Polarized Emission From Four Supernova Remnants In The THOR Survey

TL;DR

This study investigates the polarization and Faraday rotation in four supernova remnants using THOR survey data, revealing small-scale magnetic structures and internal Faraday effects with detailed polarization characteristics.

Contribution

First detailed polarization and Faraday rotation analysis of these supernova remnants at L-band, highlighting small-scale magnetic field variations and internal Faraday rotation effects.

Findings

Detected polarization in three SNRs with varying fractional polarization.

Observed significant small-scale variation in Faraday depth and polarization.
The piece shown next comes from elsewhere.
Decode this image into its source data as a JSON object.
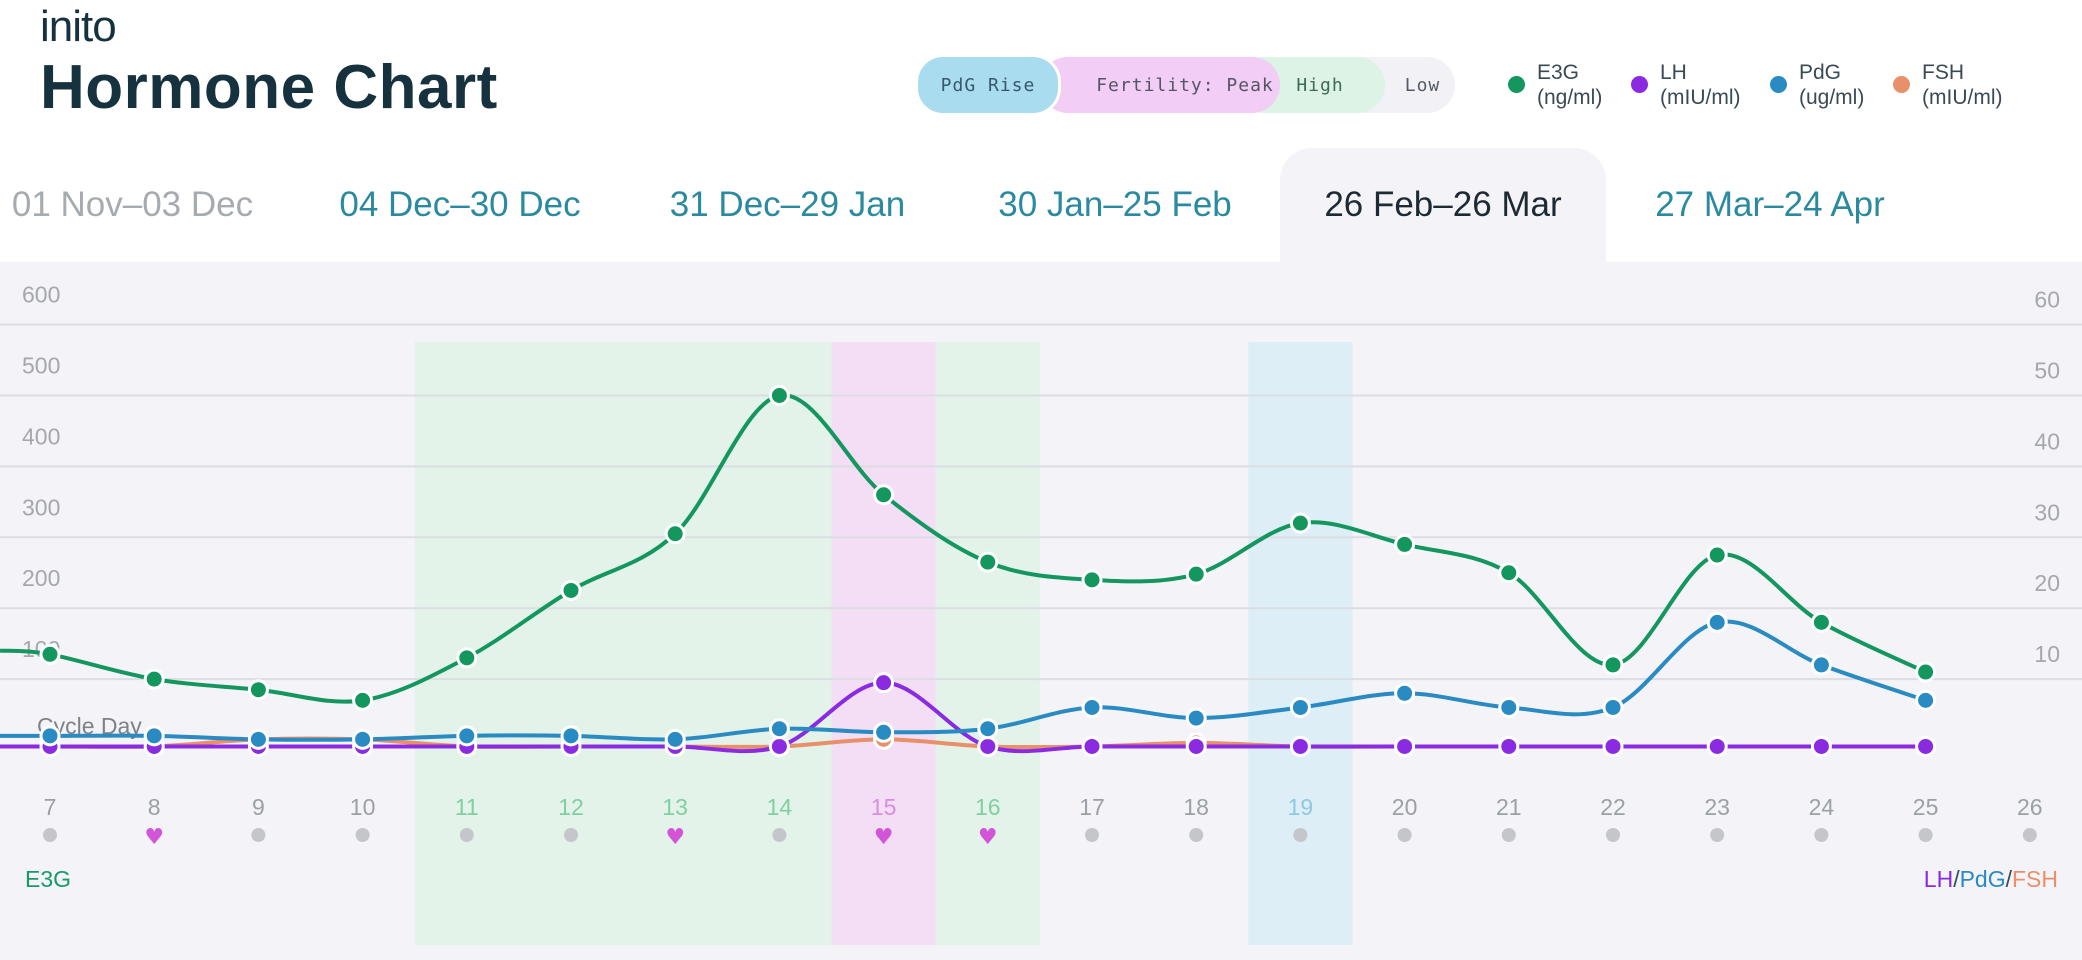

Identified bimodal Faraday depth distribution indicating complex magnetic structures.

Abstract

We present polarization and Faraday rotation for the supernova remnants (SNRs) G46.8-0.3, G43.3-0.2, G41.1-0.3, and G39.2-0.3 in L-band (1-2 GHz) radio continuum in The HI/OH/Recombination line (THOR) survey. We detect polarization from G46.8-0.3, G43.3-0.2 and G39.2-0.3 but find upper limits at the 1% level of Stokes I for G41.1-0.3. For G46.8-0.3 and G39.2-0.3 the fractional polarization varies on small scales from 1% to ~6%. G43.3-0.2 is less polarized with fractional polarization <~3%. We find upper limits at the 1% level for the brighter regions in each SNR with no evidence for associated enhanced Faraday depolarization. We observe significant variation in Faraday depth and fractional polarization on angular scales down to the resolution limit of 16". Approximately 6% of our polarization detections from G46.8-0.3 and G39.2-0.3 exhibit two-component Faraday rotation and 14% of polarization detections in G43.3-0.2 are multi-component. For G39.2-0.3 we find a bimodal Faraday depth distribution with a narrow peak and a broad peak for all polarization detections as well as for the subset with two-component Faraday rotation. We identify the narrow peak with the front side of the SNR and the broad peak with the back side. Similarly, we interpret the observed Faraday depth distribution of G46.8-0.3 as a superposition of the distributions from the front side and the back side. We interpret our results as evidence for a partially filled shell with small-scale magnetic field structure and internal Faraday rotation.